POLICIES AND PROCEDURES |Human Resources | 5.38 Longevity Pay | 5.38.1 Procedure



Longevity Pay Procedure

An employee assigned to full-time or regular part-time position is eligible for longevity pay only after the date the employee has completed ten years of total service with a community college, a school administrative unit, or an agency. 


Annual longevity pay amounts are based on the length of total service to agencies, community colleges, and school administrative units as designed in 23 NCAC 2D.0109 and a percentage of the employee's annual rate of pay on the date of eligibility.


  1. Longevity pay amounts are computed by multiplying the employee's annual base or contract salary rate as of the eligibility date by the appropriate percentage, rounded to the nearest dollar, in accordance with the following table:

    Years of Total State Service Longevity Pay Rate
    10 but less than 15 years 1.50 percent
    15 but less than 20 years 3.25 percent
    25 or more years 4.50 percent
  2. Longevity pay is not considered a part of annual base or contract pay nor is it to be represented in personnel and payroll records as a part of annual base or contract salary. (A salary increase effective on the same date as the longevity eligible date is incorporated in the base pay before computing longevity.)

The payment of longevity pay to eligible employees is automatic.
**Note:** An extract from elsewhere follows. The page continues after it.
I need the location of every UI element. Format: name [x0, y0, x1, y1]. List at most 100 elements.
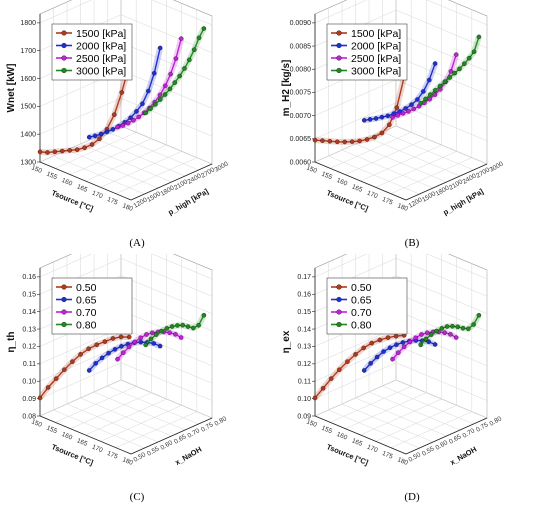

Payment is made in a lump sum, subject to all statutory deductions, during the monthly pay period in which the employee has satisfied all eligibility requirements. Such payments also are subject to conditions specified in 23 NCAC 2D.0109 (f).


Longevity pay is paid from the same source of funds and in the same pro-rata amounts from which the employee's regular annual salary is paid (e.g. state, federal, local funds) subject to guidelines specified in 23 NCAC 2D.0109(g).